- Location: Al-Mustariha, Raqqa Governorate, Syria
- Date: 8 December 2024 Around 11:00 p.m. (AST)
- Attack type: Drone strike, massacre
- Deaths: 11, including 6 children (SOHR)
- Perpetrator: Turkish Armed Forces

= 2024 Ayn Issa attack =

Turkish drone strike on civilian family in Syria

On the night of 8 December 2024, a Turkish drone strike targeted a residential structure in Al-Mustariha village in Raqqa Governorate, killing eleven members of a single family, which included six children. (SOHR) The civilian mass casualty event contributed to considerable panic among the local population in areas held by Autonomous Administration of North and East Syria regarding military escalation in the region with the onset of Operation Dawn of Freedom and the 2024 Manbij offensive conducted by the pro-Turkish Syrian National Army (SNA) against Syrian Democratic Forces (SDF) positions. These airstrikes took places in three provinces: Al-Hasakah Governorate (140 strikes killed 3 Syrian soldiers, 24 military personnel, and 6 civilians, including one woman), Raqqa Governorate (7 strikes resulted in the deaths of 4 military personnel and 11 civilians) and Rural Aleppo (45 strikes killed 4 military personnel and 3 civilians).

== Background ==
Through 2024, Turkish forces conducted 191 documented drone strikes across northern Syria based on statistics cited by the Syrian Observatory for Human Rights. These operations resulted in 55 fatalities and caused injuries to 49 military personnel and 73 civilians, including six women and three children. The casualty figures included 32 Autonomous Administration military personnel, three Syrian Arab Armed Forces troops, and 20 civilians, among them one woman.

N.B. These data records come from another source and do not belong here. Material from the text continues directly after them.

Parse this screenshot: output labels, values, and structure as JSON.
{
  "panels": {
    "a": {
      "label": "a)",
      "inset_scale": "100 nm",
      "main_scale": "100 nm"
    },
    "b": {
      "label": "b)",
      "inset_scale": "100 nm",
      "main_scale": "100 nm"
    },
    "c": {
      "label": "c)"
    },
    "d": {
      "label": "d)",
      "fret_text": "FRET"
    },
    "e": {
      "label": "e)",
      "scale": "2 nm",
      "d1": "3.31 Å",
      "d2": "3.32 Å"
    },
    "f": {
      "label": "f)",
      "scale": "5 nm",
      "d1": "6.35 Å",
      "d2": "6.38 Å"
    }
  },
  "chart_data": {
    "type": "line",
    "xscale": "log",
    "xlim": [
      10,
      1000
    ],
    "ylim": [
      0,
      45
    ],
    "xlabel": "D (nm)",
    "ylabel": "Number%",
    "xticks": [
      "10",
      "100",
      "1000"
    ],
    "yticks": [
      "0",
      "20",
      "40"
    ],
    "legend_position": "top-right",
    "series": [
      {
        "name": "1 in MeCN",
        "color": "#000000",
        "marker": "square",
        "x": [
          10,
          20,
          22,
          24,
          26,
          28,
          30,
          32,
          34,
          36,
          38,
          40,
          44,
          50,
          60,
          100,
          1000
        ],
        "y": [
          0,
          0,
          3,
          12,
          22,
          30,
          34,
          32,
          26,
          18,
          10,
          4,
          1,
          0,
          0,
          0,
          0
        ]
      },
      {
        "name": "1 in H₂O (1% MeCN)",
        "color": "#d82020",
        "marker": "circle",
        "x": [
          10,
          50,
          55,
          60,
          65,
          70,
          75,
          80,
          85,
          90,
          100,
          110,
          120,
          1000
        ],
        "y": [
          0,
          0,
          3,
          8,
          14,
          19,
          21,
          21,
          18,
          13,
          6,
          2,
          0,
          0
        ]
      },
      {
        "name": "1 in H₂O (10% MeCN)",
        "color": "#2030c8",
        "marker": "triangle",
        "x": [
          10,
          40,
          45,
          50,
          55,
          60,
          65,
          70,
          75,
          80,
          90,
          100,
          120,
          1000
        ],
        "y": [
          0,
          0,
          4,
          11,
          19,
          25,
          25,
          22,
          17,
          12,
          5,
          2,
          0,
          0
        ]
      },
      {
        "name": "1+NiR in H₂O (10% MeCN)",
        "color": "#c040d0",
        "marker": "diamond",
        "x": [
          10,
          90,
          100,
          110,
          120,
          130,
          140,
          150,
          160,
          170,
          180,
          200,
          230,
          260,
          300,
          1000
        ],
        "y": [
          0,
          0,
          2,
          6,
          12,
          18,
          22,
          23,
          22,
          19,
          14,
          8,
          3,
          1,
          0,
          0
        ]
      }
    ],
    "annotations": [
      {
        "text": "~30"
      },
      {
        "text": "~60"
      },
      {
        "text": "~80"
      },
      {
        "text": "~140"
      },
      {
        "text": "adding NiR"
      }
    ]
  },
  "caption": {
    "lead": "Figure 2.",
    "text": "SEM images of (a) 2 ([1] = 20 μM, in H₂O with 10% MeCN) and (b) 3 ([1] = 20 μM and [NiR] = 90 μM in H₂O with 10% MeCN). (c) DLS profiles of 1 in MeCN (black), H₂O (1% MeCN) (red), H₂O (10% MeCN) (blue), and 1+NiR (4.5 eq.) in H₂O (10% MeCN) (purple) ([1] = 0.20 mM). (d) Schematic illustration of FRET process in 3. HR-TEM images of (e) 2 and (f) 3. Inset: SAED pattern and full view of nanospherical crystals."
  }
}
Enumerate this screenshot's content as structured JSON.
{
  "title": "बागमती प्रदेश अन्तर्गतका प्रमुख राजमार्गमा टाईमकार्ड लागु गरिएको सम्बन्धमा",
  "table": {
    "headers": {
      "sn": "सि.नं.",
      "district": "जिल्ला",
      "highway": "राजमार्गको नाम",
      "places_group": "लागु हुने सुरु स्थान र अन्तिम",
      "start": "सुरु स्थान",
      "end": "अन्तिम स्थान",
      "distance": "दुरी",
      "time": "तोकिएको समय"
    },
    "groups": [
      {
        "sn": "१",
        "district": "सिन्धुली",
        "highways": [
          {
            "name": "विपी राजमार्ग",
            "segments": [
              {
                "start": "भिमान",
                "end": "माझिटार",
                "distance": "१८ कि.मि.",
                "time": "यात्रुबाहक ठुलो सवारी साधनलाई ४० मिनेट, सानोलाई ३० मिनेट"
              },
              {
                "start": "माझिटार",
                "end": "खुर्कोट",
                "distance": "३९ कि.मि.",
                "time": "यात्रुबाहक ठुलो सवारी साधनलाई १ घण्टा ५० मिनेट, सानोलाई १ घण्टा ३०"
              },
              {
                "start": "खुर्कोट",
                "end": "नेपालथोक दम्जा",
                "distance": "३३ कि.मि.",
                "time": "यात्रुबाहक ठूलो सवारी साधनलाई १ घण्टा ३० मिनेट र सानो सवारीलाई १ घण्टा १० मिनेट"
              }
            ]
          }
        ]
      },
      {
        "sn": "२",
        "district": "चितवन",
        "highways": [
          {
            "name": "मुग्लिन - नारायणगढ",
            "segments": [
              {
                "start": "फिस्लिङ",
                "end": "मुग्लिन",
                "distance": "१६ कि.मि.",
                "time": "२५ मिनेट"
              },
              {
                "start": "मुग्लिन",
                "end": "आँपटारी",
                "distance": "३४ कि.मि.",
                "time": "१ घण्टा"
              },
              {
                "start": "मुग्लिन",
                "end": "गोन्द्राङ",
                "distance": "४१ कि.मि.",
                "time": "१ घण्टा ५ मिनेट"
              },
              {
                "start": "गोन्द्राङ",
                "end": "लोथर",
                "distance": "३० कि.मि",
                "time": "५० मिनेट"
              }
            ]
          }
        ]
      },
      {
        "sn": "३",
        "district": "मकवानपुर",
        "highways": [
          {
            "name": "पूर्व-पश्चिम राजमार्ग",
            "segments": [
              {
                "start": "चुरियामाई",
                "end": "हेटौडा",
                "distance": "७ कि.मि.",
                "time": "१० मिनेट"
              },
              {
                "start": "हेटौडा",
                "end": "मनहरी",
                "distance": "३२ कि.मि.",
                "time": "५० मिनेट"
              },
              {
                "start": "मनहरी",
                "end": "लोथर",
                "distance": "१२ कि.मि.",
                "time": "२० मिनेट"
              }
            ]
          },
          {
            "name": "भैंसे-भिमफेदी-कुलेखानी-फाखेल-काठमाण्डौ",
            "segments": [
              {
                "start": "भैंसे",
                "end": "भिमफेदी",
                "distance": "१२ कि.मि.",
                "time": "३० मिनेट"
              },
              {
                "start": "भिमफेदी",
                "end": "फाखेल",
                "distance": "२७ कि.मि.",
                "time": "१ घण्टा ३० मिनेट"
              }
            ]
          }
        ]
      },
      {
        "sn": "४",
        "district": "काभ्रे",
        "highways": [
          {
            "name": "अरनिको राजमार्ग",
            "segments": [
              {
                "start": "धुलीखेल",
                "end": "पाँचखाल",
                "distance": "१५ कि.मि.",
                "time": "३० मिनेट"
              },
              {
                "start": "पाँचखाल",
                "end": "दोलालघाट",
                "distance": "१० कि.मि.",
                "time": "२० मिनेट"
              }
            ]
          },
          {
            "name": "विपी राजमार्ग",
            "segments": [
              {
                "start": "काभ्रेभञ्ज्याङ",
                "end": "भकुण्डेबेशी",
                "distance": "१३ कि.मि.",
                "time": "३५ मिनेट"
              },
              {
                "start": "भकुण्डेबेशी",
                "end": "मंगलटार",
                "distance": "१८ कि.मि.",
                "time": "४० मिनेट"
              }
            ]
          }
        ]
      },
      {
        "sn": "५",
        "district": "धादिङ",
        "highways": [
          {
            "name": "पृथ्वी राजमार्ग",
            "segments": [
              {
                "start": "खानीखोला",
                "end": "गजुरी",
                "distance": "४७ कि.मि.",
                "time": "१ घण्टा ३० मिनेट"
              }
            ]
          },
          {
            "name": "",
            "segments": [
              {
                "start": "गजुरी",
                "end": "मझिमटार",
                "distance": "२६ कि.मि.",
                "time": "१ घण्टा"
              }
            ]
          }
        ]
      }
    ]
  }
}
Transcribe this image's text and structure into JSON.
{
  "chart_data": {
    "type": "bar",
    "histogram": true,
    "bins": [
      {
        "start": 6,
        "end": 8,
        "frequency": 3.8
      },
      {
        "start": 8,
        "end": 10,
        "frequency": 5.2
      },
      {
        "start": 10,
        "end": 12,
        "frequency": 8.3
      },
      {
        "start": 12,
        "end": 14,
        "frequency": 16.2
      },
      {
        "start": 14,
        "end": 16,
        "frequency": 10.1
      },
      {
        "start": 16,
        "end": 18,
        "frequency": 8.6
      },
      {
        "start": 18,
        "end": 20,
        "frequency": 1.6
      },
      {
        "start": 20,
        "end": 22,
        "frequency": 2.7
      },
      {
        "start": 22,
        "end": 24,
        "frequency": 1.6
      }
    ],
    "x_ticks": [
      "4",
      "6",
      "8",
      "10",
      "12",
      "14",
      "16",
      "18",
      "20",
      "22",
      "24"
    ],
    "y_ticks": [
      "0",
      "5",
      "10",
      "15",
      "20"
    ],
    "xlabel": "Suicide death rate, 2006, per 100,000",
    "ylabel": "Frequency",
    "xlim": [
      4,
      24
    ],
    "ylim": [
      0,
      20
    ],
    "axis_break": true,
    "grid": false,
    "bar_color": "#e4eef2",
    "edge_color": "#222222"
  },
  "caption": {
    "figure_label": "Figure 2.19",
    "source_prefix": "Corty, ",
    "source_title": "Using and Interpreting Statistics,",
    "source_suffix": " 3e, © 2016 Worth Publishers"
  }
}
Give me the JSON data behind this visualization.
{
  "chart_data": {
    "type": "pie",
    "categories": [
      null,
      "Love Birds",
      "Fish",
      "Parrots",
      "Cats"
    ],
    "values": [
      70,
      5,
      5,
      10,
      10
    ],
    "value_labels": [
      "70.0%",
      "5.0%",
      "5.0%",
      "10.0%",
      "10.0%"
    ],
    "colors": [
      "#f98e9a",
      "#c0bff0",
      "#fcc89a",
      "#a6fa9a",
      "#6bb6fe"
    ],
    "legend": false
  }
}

Following the capture of Tell Rifaat, the Turkish-backed Syrian National Army (SNA) announced a military campaign targeting Manbij, a strategic city in the eastern Aleppo countryside. The opposition's military operations occurred as part of Operation Dawn of Freedom simultaneously with Operation Deterrence of Aggression, which advanced from Idlib toward Homs.

== Drone strike ==
On 8 December 2024 at 11:00 p.m. AST, a Turkish drone strike targeted a residential structure in Al-Mustariha village, located in the Ayn Issa countryside north of Raqqa. The attack resulted in the deaths of twelve members of a single family, six of which were children and several of whom were women.

The attack contributed to already-present panic among the local population in areas held by Autonomous Administration of North and East Syria regarding military escalation in the region and the increase in drone strikes in civilian areas.